Aku tidak lagi seorang gadis.
Tubuh Steff menegang. Tidak tau harus berbuat apa. Satu kalimat pendek yang Aura ucapkan tadi mampu memporak-porandakan dirinya.
Tapi apa yang Aura maksudkan dengan kalimat itu?
"Aku tidak mengerti, Ra." Steff berucap.
Aura mengangkat wajahnya. Sedikit tidak yakin untuk menjelaskannya. Tapi ketulusan yang ia dapat di mata indah Steff membuatnya luluh. Cerita pahit itu lantas mengalir begitu saja disertai deraian air mata. Ya, cerita masa lalu yang menjadi titik paling rendah dalam hidup Aura. Hari dimana ia kehilangan kehormatannya secara paksa dan tidak adil baginya, sekitar tiga tahun yang lalu.
Steff sendiri tak bisa memberikan komentar apa-apa. Dia diam, tak tau harus berbuat apa.

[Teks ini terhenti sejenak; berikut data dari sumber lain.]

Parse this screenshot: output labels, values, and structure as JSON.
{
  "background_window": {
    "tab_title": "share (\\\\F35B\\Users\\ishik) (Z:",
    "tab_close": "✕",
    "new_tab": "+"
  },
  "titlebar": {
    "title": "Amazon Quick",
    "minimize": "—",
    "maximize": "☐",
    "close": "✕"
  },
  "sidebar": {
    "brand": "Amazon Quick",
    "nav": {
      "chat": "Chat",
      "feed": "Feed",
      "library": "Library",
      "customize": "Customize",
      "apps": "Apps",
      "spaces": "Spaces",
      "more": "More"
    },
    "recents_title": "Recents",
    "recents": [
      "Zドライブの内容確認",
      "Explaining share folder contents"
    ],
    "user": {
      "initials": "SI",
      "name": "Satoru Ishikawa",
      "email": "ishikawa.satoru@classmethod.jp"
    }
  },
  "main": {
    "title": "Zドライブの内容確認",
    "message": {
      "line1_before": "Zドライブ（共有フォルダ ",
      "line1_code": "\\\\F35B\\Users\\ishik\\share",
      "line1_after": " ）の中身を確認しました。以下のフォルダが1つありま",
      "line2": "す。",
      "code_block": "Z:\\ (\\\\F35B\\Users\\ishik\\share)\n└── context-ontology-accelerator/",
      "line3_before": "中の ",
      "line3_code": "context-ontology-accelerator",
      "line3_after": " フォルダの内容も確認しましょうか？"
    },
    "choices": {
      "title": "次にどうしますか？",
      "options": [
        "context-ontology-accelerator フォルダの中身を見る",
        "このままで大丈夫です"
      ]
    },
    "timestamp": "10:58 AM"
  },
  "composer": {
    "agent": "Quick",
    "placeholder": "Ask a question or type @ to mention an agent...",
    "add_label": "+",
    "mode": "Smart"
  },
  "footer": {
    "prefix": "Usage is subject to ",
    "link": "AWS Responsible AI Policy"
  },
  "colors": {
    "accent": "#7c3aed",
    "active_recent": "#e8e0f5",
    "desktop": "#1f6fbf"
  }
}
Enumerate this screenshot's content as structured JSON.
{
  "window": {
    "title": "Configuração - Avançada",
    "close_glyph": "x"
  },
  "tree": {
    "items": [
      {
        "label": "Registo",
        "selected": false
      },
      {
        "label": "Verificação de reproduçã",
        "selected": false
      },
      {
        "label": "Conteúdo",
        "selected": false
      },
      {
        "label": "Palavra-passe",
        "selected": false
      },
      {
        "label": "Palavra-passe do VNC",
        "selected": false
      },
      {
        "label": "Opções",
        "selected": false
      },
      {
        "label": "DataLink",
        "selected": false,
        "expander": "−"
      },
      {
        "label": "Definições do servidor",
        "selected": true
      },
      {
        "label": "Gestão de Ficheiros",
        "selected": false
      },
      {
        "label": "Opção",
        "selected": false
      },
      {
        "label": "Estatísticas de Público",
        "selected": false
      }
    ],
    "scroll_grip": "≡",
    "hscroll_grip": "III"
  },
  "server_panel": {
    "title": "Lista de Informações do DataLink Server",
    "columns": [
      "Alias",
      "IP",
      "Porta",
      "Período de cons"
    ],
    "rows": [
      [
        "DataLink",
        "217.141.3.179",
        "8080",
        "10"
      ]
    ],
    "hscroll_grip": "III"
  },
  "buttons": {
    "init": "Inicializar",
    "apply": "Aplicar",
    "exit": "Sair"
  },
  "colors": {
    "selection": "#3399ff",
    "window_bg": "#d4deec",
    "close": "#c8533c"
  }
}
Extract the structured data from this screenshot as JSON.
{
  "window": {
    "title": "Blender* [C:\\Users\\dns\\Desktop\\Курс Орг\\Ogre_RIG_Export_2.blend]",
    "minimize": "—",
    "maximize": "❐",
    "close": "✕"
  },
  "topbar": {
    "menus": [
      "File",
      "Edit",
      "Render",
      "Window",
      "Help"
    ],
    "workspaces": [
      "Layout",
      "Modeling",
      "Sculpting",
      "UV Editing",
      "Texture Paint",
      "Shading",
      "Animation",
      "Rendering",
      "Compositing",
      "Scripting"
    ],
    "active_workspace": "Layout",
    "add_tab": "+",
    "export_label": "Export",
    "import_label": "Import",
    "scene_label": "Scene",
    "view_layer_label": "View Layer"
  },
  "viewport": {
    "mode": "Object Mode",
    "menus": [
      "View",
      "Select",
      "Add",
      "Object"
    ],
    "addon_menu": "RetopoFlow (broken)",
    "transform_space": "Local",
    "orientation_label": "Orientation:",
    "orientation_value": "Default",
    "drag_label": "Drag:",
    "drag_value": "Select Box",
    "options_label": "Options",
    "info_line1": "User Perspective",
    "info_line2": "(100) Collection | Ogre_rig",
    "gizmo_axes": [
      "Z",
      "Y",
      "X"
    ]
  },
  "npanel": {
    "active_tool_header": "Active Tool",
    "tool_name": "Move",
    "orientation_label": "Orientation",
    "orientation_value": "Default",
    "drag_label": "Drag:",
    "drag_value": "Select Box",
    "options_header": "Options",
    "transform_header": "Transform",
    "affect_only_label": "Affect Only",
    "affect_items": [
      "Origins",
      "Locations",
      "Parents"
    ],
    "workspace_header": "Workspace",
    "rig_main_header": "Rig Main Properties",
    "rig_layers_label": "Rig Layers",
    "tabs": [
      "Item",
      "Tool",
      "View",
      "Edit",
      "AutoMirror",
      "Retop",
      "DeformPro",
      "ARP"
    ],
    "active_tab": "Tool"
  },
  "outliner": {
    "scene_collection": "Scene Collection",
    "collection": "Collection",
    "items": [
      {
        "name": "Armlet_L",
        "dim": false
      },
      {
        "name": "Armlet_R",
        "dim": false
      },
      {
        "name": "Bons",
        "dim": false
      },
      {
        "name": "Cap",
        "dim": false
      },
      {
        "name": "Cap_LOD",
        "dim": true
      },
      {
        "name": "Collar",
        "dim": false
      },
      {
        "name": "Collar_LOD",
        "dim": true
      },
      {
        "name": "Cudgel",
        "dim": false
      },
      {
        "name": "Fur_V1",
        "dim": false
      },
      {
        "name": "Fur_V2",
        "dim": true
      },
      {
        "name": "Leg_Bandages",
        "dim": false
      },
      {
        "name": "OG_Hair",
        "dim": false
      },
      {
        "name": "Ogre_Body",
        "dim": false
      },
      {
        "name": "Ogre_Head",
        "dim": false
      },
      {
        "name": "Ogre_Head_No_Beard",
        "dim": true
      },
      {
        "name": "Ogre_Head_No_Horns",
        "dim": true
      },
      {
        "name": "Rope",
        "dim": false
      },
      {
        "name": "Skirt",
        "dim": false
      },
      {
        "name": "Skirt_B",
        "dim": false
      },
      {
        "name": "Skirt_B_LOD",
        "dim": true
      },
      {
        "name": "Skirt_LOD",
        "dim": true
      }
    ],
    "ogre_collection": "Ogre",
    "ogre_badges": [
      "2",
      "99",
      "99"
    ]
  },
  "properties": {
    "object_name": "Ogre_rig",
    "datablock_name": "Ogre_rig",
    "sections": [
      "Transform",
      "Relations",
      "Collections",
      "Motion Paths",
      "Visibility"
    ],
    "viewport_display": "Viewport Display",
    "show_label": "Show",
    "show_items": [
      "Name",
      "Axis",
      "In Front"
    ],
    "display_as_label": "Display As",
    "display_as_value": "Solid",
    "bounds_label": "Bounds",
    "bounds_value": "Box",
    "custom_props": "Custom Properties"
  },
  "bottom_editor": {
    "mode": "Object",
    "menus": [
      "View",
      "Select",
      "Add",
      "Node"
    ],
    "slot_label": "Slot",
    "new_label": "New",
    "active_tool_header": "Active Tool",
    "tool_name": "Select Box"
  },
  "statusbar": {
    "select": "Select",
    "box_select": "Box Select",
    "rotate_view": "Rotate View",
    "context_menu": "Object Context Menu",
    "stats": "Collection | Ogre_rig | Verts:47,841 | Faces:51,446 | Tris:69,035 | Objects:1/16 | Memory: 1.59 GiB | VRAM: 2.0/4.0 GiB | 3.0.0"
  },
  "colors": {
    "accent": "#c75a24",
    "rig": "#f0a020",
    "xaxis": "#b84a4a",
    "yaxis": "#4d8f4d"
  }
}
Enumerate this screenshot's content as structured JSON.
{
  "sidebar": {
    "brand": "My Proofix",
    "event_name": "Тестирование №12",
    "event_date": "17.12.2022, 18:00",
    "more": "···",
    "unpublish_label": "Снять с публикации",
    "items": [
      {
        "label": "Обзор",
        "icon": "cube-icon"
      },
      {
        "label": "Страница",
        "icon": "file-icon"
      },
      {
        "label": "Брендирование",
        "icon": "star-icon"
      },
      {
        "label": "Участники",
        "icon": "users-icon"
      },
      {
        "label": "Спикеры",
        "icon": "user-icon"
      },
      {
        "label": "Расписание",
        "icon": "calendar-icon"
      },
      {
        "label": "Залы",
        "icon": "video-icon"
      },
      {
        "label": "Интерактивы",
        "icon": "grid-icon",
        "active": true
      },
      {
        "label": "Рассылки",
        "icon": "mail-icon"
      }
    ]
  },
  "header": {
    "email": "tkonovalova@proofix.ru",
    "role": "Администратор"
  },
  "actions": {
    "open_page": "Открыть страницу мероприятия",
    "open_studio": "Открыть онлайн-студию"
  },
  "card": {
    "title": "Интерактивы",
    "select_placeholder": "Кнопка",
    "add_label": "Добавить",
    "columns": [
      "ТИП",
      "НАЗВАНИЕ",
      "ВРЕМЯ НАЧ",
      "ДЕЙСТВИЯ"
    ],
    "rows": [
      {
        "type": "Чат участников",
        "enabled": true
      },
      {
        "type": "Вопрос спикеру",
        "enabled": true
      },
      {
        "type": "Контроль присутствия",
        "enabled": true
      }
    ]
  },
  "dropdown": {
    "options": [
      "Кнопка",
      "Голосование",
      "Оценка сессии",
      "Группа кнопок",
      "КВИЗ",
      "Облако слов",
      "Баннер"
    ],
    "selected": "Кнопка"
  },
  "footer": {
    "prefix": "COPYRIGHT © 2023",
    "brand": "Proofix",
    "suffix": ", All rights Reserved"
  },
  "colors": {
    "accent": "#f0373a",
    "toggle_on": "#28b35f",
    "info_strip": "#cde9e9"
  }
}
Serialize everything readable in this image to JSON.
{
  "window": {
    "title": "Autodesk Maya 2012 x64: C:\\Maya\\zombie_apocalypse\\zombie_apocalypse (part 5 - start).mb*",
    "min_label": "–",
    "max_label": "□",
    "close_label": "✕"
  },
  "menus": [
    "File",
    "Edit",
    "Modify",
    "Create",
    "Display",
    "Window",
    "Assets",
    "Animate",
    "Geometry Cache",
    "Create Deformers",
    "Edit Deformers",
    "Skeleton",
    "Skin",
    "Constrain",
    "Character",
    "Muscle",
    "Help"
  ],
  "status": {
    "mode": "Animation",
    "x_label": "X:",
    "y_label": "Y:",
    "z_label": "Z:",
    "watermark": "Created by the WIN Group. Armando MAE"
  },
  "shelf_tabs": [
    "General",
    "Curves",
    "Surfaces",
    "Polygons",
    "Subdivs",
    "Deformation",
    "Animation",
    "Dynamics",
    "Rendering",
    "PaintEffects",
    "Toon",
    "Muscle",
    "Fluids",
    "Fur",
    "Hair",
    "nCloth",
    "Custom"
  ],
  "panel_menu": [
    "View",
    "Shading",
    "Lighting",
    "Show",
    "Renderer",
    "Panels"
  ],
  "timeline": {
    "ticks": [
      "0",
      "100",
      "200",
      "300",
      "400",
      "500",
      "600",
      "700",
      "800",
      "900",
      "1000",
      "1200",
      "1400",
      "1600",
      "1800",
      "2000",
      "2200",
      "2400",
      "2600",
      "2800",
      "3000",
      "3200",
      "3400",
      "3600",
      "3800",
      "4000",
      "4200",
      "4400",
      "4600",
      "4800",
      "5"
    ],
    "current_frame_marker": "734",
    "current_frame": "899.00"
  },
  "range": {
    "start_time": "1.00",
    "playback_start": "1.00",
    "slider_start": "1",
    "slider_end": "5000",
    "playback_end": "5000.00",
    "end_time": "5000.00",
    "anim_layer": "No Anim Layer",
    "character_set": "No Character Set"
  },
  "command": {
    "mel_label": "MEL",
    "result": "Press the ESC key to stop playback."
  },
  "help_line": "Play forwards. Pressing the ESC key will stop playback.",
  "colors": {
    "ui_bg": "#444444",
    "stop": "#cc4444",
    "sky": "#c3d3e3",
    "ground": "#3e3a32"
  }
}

"Aku pulang dulu." Kalimat itu yang akhirnya Aura ucapkan. Karena ia yakin, Steff pasti akan berpikir dua kali untuk bisa menerima dirinya kembali. Tangannya bergerak untuk membukakan pintu mobil Steff, berencana untuk naik angkutan umum saja karena sepertinya pria itu juga tidak bisa mengantarkannya pulang.
Tapi belum sempat pintu mobil itu terbuka, tubuhnya sudah ditarik oleh Steff, dibawa dalam pelukannya. Tubuhnya juga ikut bergetar karena menangis. Keduanya kini tenggelam dalam tangis pilu yang sungguh menyayat hati.
"Maafkan aku, Ra. Seharusnya aku menjagamu. Maafkan aku." Steff terus saja menggumamkan kata-kata maaf di telinga Aura. Tangannya mengusap punggung Aura yang juga bergetar.
Sementara gadis itu menggelengkan kepala dalam dekapan Steff. Ingin mengatakan kalau itu sama sekali bukan salah Steff, tapi suaranya tercekat hanya sampai tenggorokan.
Steff melepas pelukannya setelah beberapa saat. Kedua tangannya merangkum wajah Aura dan jempolnya mengusap jejak air mata di sana. Diperhatikannya dalam-dalam mata hitam Aura yang kini memerah dan masih berkaca-kaca. Hal itu semakin membuatnya terluka.
"Aku mencintaimu, Ra. Aku tulus mencintaimu. Dan itu bukan jadi alasan buatku untuk tidak mencintaimu lagi," katanya meyakinkan Aura.
"Tapi aku sud-" Kalimat yang ingin Aura sampaikan terputus begitu saja saat Steff membungkamnya dengan jari telunjuk yang menempel di bibir gadis itu.
Steff menggeleng pelan tanpa melepas jemarinya. "Jangan pernah mengatakan hal-hal seperti itu. Kamu wanita paling suci untukku," katanya sembari mengusap lembut wajah Aura yang masih sembab. Ia tau kalimat apa yang akan diucapkan oleh gadisnya.
"Aku mencintaimu, Ra." Entah sudah keberapa kalinya Steff mengucapkan kalimat itu hari ini. Tapi tidak ada bosan-bosannya ia ingin mengungkapkannya, lagi dan lagi. "Aku mencintaimu, maukah kamu menikah denganku?" lanjutnya.
Sekali lagi Aura meneliti ke dalam mata coklat Steff. Tidak ada kebohongan, tidak ada kepura-puraan di sana. Pria itu tulus mengatakannya. Pada akhirnya ia menganggukkan kepala. "Iya, aku mau. Aku juga mencintaimu," katanya.
Steff memeluk Aura -lagi, sangat erat. Sebuah kebahagiaan kecil membuncah dalam dirinya, hingga air mata bahagia itu jatuh. Katakan dia pria manja, ia tidak peduli. Apa yang dia rasakan dan dengar hari ini terlalu menguras emosi. Mempermainkan dirinya, terjatuh teramat dalam hingga diangkat kembali melambung di udara.
Steff mendekatkan wajah mereka. Sebuah kedipan mata Aura seolah menjadi tanda persetujuan baginya. Dengan berani ia menyentuhkan bibir mereka. Hanya sekedar bersentuhan. Rasa lembut dan hangat yang ia terima. Hingga akhirnya dengan berani ia menggerakkan bibirnya. Secara perlahan mengulum bibir Aura.
Ciuman pertama mereka, cukup mengesankan. Tidak ada gairah sama sekali di dalamnya. Hanya ingin mengungkapkan perasaan cinta lewat ciuman hangat itu.